Deutsche Bank (July 24) unveiled its biggest overhaul in decades this month, including a plan to exit its underperforming stock trading business. The move was partly driven by low interest rates and the company now assumes that European short-term rates will rise to just 0% in 2021. Deutsche Bank also offered insight into second-quarter earnings with a 5.9% slide in revenue. Costs and profit figures fell short of expectations, even before the bank said it expects 3 billion euros of restructuring charges in the period. Deutsche Bank says about 75% of the investment banking businesses it wants to keep will have a top five market position, and the release this week will 

Eoin Treacy's view

The basic business model of banks, borrowing short-term to lend long-term, doesn’t work if there is no spread. It is complicated by negative deposit rates which see banks pay a fee to sustain Tier 1 capital ratios. The most LTRO program was paltry in comparison to the previous one and therefore represented a tightening of credit conditions for European banks.  This week’s earnings announcements will give us some insight into how they are faring.

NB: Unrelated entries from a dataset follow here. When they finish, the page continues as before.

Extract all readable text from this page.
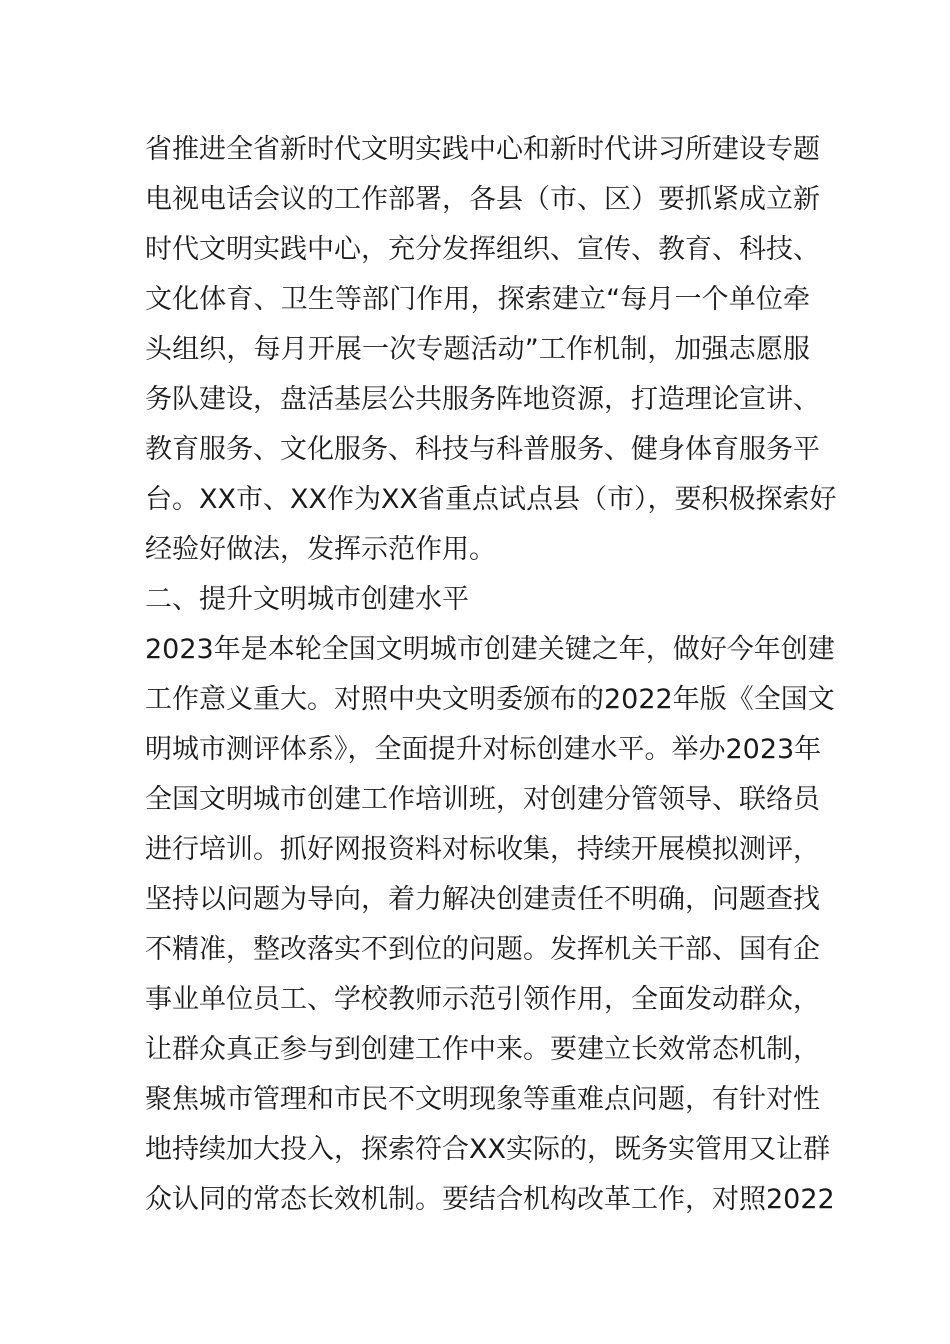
省推进全省新时代文明实践中心和新时代讲习所建设专题
电视电话会议的工作部署，各县（市、区）要抓紧成立新
时代文明实践中心，充分发挥组织、宣传、教育、科技、
文化体育、卫生等部门作用，探索建立“每月一个单位牵
头组织，每月开展一次专题活动”工作机制，加强志愿服
务队建设，盘活基层公共服务阵地资源，打造理论宣讲、
教育服务、文化服务、科技与科普服务、健身体育服务平
台。XX市、XX作为XX省重点试点县（市），要积极探索好
经验好做法，发挥示范作用。
二、提升文明城市创建水平
2023年是本轮全国文明城市创建关键之年，做好今年创建
工作意义重大。对照中央文明委颁布的2022年版《全国文
明城市测评体系》，全面提升对标创建水平。举办2023年
全国文明城市创建工作培训班，对创建分管领导、联络员
进行培训。抓好网报资料对标收集，持续开展模拟测评，
坚持以问题为导向，着力解决创建责任不明确，问题查找
不精准，整改落实不到位的问题。发挥机关干部、国有企
事业单位员工、学校教师示范引领作用，全面发动群众，
让群众真正参与到创建工作中来。要建立长效常态机制，
聚焦城市管理和市民不文明现象等重难点问题，有针对性
地持续加大投入，探索符合XX实际的，既务实管用又让群
众认同的常态长效机制。要结合机构改革工作，对照2022
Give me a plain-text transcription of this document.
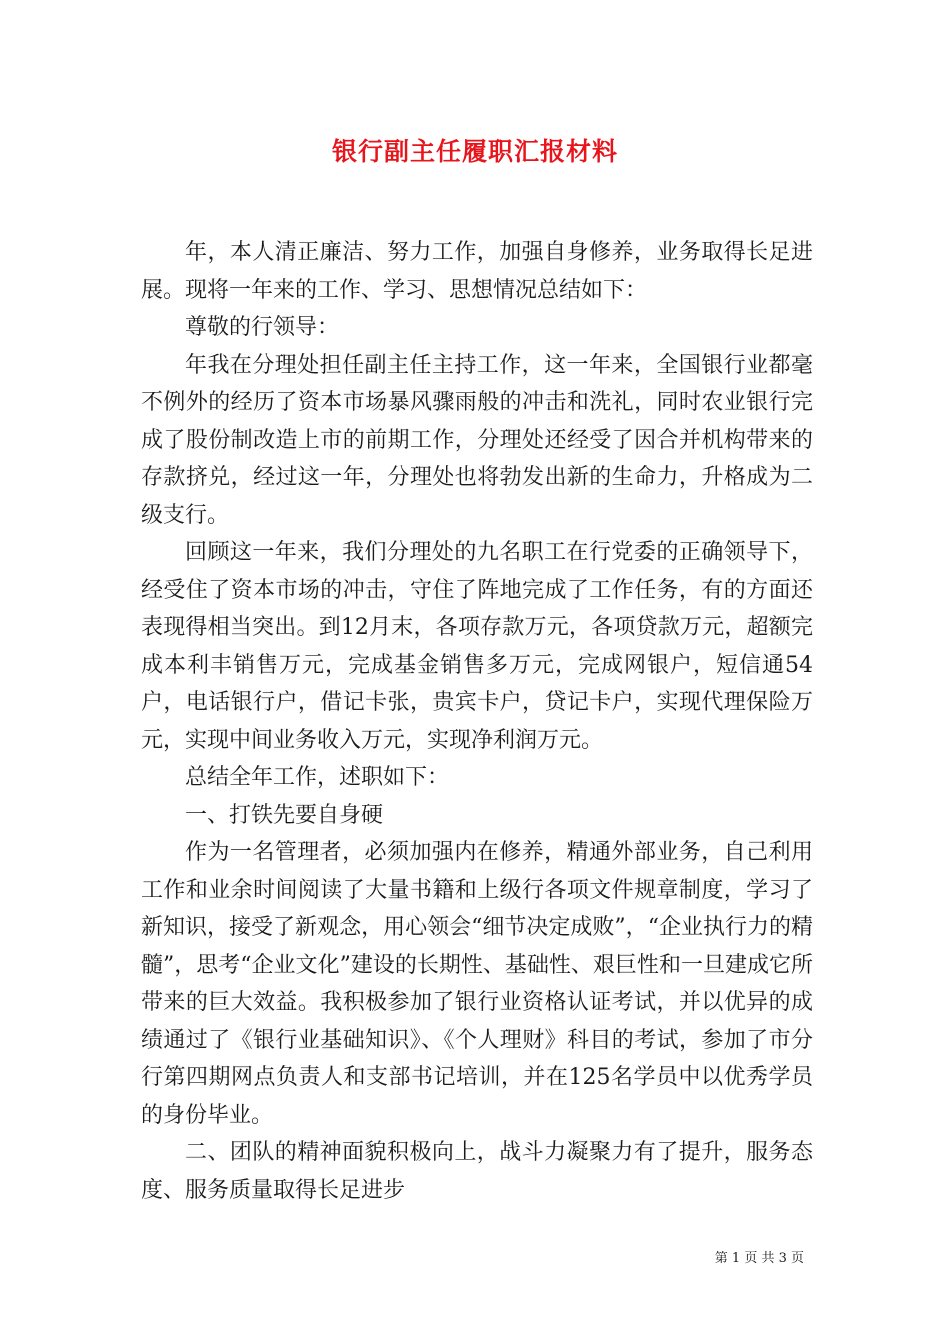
银行副主任履职汇报材料

年，本人清正廉洁、努力工作，加强自身修养，业务取得长足进展。现将一年来的工作、学习、思想情况总结如下：

尊敬的行领导：

年我在分理处担任副主任主持工作，这一年来，全国银行业都毫不例外的经历了资本市场暴风骤雨般的冲击和洗礼，同时农业银行完成了股份制改造上市的前期工作，分理处还经受了因合并机构带来的存款挤兑，经过这一年，分理处也将勃发出新的生命力，升格成为二级支行。

回顾这一年来，我们分理处的九名职工在行党委的正确领导下，经受住了资本市场的冲击，守住了阵地完成了工作任务，有的方面还表现得相当突出。到12月末，各项存款万元，各项贷款万元，超额完成本利丰销售万元，完成基金销售多万元，完成网银户，短信通54户，电话银行户，借记卡张，贵宾卡户，贷记卡户，实现代理保险万元，实现中间业务收入万元，实现净利润万元。

总结全年工作，述职如下：

一、打铁先要自身硬

作为一名管理者，必须加强内在修养，精通外部业务，自己利用工作和业余时间阅读了大量书籍和上级行各项文件规章制度，学习了新知识，接受了新观念，用心领会“细节决定成败”，“企业执行力的精髓”，思考“企业文化”建设的长期性、基础性、艰巨性和一旦建成它所带来的巨大效益。我积极参加了银行业资格认证考试，并以优异的成绩通过了《银行业基础知识》、《个人理财》科目的考试，参加了市分行第四期网点负责人和支部书记培训，并在125名学员中以优秀学员的身份毕业。

二、团队的精神面貌积极向上，战斗力凝聚力有了提升，服务态度、服务质量取得长足进步

第 1 页 共 3 页
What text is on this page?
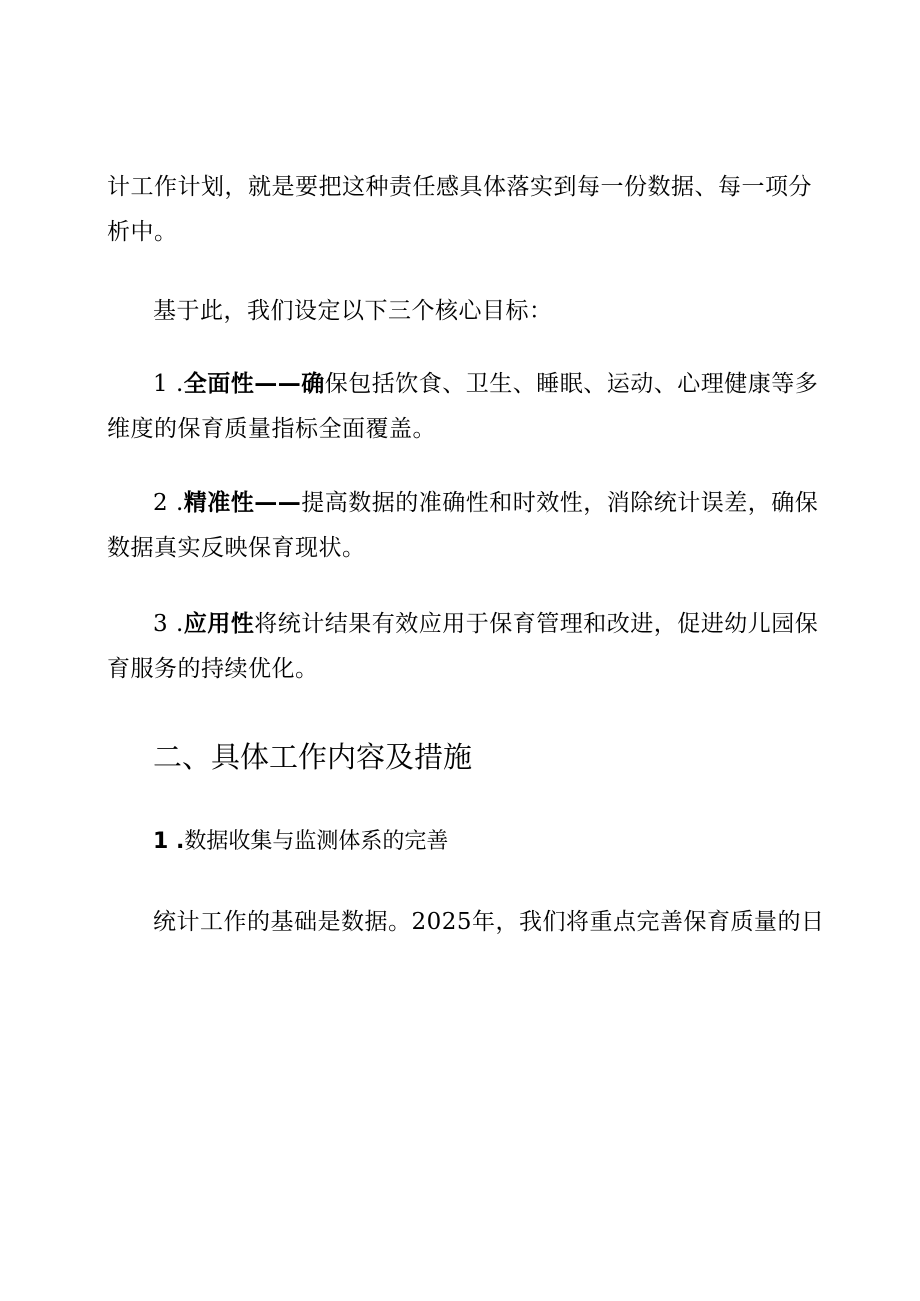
计工作计划，就是要把这种责任感具体落实到每一份数据、每一项分
析中。

基于此，我们设定以下三个核心目标：

1 .全面性——确保包括饮食、卫生、睡眠、运动、心理健康等多
维度的保育质量指标全面覆盖。

2 .精准性——提高数据的准确性和时效性，消除统计误差，确保
数据真实反映保育现状。

3 .应用性将统计结果有效应用于保育管理和改进，促进幼儿园保
育服务的持续优化。

二、具体工作内容及措施
1 .数据收集与监测体系的完善

统计工作的基础是数据。2025年，我们将重点完善保育质量的日
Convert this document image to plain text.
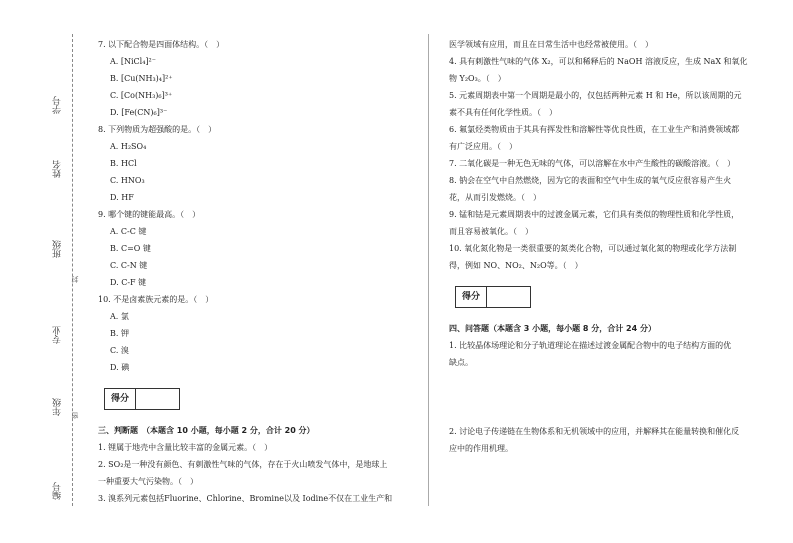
学号
姓名
班级
专业
年级
编号
封
密
7. 以下配合物是四面体结构。（　）
A. [NiCl₄]²⁻
B. [Cu(NH₃)₄]²⁺
C. [Co(NH₃)₆]³⁺
D. [Fe(CN)₆]³⁻
8. 下列物质为超强酸的是。（　）
A. H₂SO₄
B. HCl
C. HNO₃
D. HF
9. 哪个键的键能最高。（　）
A. C-C 键
B. C=O 键
C. C-N 键
D. C-F 键
10. 不是卤素族元素的是。（　）
A. 氯
B. 钾
C. 溴
D. 碘
得分
三、判断题　（本题含 10 小题，每小题 2 分，合计 20 分）
1. 锂属于地壳中含量比较丰富的金属元素。（　）
2. SO₂是一种没有颜色、有刺激性气味的气体，存在于火山喷发气体中，是地球上
一种重要大气污染物。（　）
3. 溴系列元素包括Fluorine、Chlorine、Bromine以及 Iodine不仅在工业生产和
医学领域有应用，而且在日常生活中也经常被使用。（　）
4. 具有刺激性气味的气体 X₂，可以和稀释后的 NaOH 溶液反应，生成 NaX 和氧化
物 Y₂O₃。（　）
5. 元素周期表中第一个周期是最小的，仅包括两种元素 H 和 He，所以该周期的元
素不具有任何化学性质。（　）
6. 氟氯烃类物质由于其具有挥发性和溶解性等优良性质，在工业生产和消费领域都
有广泛应用。（　）
7. 二氧化碳是一种无色无味的气体，可以溶解在水中产生酸性的碳酸溶液。（　）
8. 钠会在空气中自然燃烧，因为它的表面和空气中生成的氧气反应很容易产生火
花，从而引发燃烧。（　）
9. 锰和钴是元素周期表中的过渡金属元素，它们具有类似的物理性质和化学性质，
而且容易被氧化。（　）
10. 氧化氮化物是一类很重要的氮类化合物，可以通过氧化氮的物理或化学方法制
得，例如 NO、NO₂、N₂O等。（　）
得分
四、问答题（本题含 3 小题，每小题 8 分，合计 24 分）
1. 比较晶体场理论和分子轨道理论在描述过渡金属配合物中的电子结构方面的优
缺点。
2. 讨论电子传递链在生物体系和无机领域中的应用，并解释其在能量转换和催化反
应中的作用机理。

Deutsche Bank is reconstituting its business to concentrate on the momentum move in bonds. By exiting equities, which it was never very strong in, it is getting back to the basic business of providing fixed income products to corporate clients. That is going to require the creation of a bad bank to warehouse the sour derivatives contracts the bank has built up as well as the equities and private assets which are dragging on performance. The now defunct HNA Group is reportedly eager to sell its significant share in the bank and that throws focus onto how willing the German government or private investors will be willing to recapitalize the bank once it has divested of a significant quantity of its assets.

The CDS on subordinated debt which is arguably a measure of the banks riskiest bonds is reasonably steady at around 300 basis points. The most recent vintage for senior debt trades at 68 basis points. That does not suggest imminent risk of default. However, the share has a to sustain a move above the trend mean to break the downtrend.

Elsewhere, Unicredit is firming from the region of its trend mean as it rebounds from its recent lows.

The macro background is not favourable for bank earnings in Europe so those that can contain costs most effectively are probably going to be the better performers.